This was the book my mother was reading before she passed away. Finding the Modern Library’s 100 Best Novels among her things was how I started blogging. Her love of reading she passed on to me is something I am forever thankful to her for. I found In the Woods in her bedroom with a bookmark inserted at Chapter 3. I don’t recall her mentioning the book at all and I wish she had, as it has an unnerving similarity to an experience I myself had in the woods behind my family’s home.
A 30-something Irish detective is assigned a case involving murdered 12-year-old Katy Devlin, whose body is discovered in the same woods his two childhood friends vanished from nearly two decades earlier.

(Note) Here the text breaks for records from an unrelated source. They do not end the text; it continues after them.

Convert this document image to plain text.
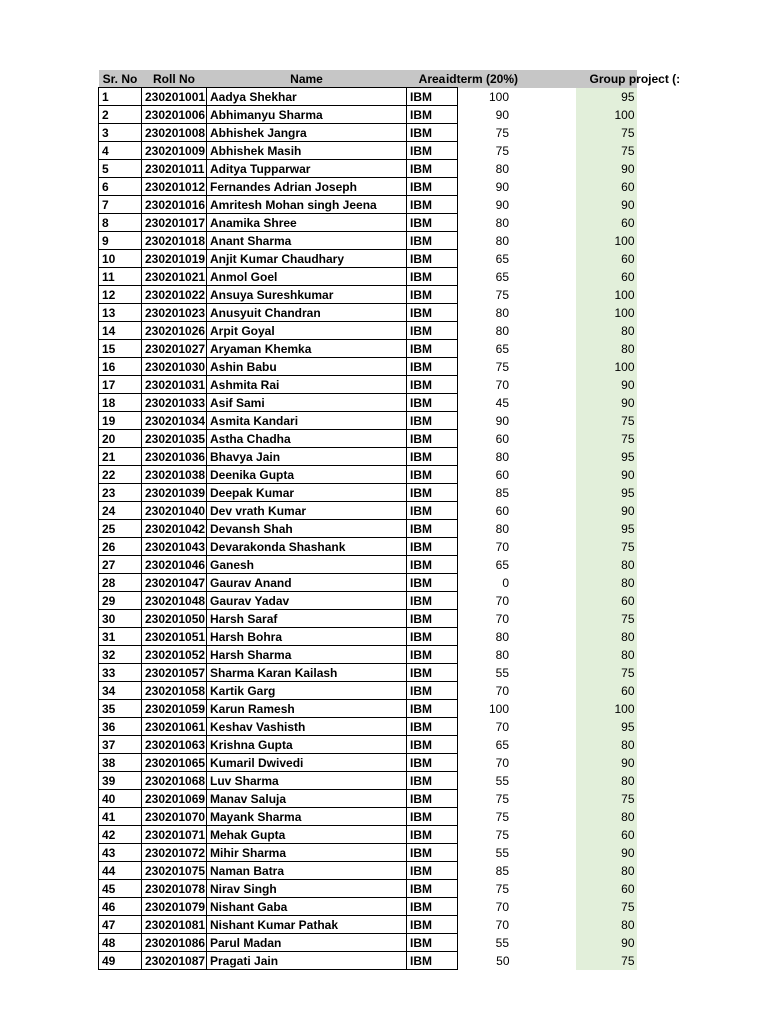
Sr. No	Roll No	Name	Area	idterm (20%)		Group project (:
1	230201001	Aadya Shekhar	IBM	100		95
2	230201006	Abhimanyu Sharma	IBM	90		100
3	230201008	Abhishek Jangra	IBM	75		75
4	230201009	Abhishek Masih	IBM	75		75
5	230201011	Aditya Tupparwar	IBM	80		90
6	230201012	Fernandes Adrian Joseph	IBM	90		60
7	230201016	Amritesh Mohan singh Jeena	IBM	90		90
8	230201017	Anamika Shree	IBM	80		60
9	230201018	Anant Sharma	IBM	80		100
10	230201019	Anjit Kumar Chaudhary	IBM	65		60
11	230201021	Anmol Goel	IBM	65		60
12	230201022	Ansuya Sureshkumar	IBM	75		100
13	230201023	Anusyuit Chandran	IBM	80		100
14	230201026	Arpit Goyal	IBM	80		80
15	230201027	Aryaman Khemka	IBM	65		80
16	230201030	Ashin Babu	IBM	75		100
17	230201031	Ashmita Rai	IBM	70		90
18	230201033	Asif Sami	IBM	45		90
19	230201034	Asmita Kandari	IBM	90		75
20	230201035	Astha Chadha	IBM	60		75
21	230201036	Bhavya Jain	IBM	80		95
22	230201038	Deenika Gupta	IBM	60		90
23	230201039	Deepak Kumar	IBM	85		95
24	230201040	Dev vrath Kumar	IBM	60		90
25	230201042	Devansh Shah	IBM	80		95
26	230201043	Devarakonda Shashank	IBM	70		75
27	230201046	Ganesh	IBM	65		80
28	230201047	Gaurav Anand	IBM	0		80
29	230201048	Gaurav Yadav	IBM	70		60
30	230201050	Harsh Saraf	IBM	70		75
31	230201051	Harsh Bohra	IBM	80		80
32	230201052	Harsh Sharma	IBM	80		80
33	230201057	Sharma Karan Kailash	IBM	55		75
34	230201058	Kartik Garg	IBM	70		60
35	230201059	Karun Ramesh	IBM	100		100
36	230201061	Keshav Vashisth	IBM	70		95
37	230201063	Krishna Gupta	IBM	65		80
38	230201065	Kumaril Dwivedi	IBM	70		90
39	230201068	Luv Sharma	IBM	55		80
40	230201069	Manav Saluja	IBM	75		75
41	230201070	Mayank Sharma	IBM	75		80
42	230201071	Mehak Gupta	IBM	75		60
43	230201072	Mihir Sharma	IBM	55		90
44	230201075	Naman Batra	IBM	85		80
45	230201078	Nirav Singh	IBM	75		60
46	230201079	Nishant Gaba	IBM	70		75
47	230201081	Nishant Kumar Pathak	IBM	70		80
48	230201086	Parul Madan	IBM	55		90
49	230201087	Pragati Jain	IBM	50		75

Detective Rob Ryan of the Murder Squad was previously known as Adam Ryan, the young boy who entered the woods with two pals and was discovered alone and wearing blood soaked sneakers with no recollection of where his friends were and what happened to them that day. Haunted by his past, he keeps it well guarded yet it impacts his life in more ways than he can acknowledge. As the current investigation heats up, he must decide if confronting his past will be a benefit or a detriment to solving who killed Katy. An intense guy whose needs may be more than one bargains for.
Partner to Rob Ryan, Cassie Maddox is a self-reliant and intuitive detective forced to prove her worth among the male majority. Her resilience reveals her mettle and her colleagues eventually deem her more than capable. She and Rob grow close and reveal their secrets to one another, but forming a union may not be in the cards for this duo. Someone I’d like to have as a friend or a co-worker.
Father to Katy, Jonathan Devlin, is a brooding and quiet man who may or may not be hiding ugly family secrets. His background surfaces and Rob comes face to face with evil from his childhood. Distant from his wife and seemingly doting over his remaining children, its unclear if his family love him or fear him. His past does come back to haunt him in an almost, but not quite, what goes around comes around manner. Someone you’d avoid, unless they were a relative.
I would love to sip some wine with Ms. French and inquire about her inspiration. Clearly skilled at capturing her character’s essence, perhaps she’d share some of her observational techniques. Not sure if any of her work has been adapted to film, but I’d have to ask if she’d consider starring in such a film.
My rating for In the Woods is a 9 out of 10.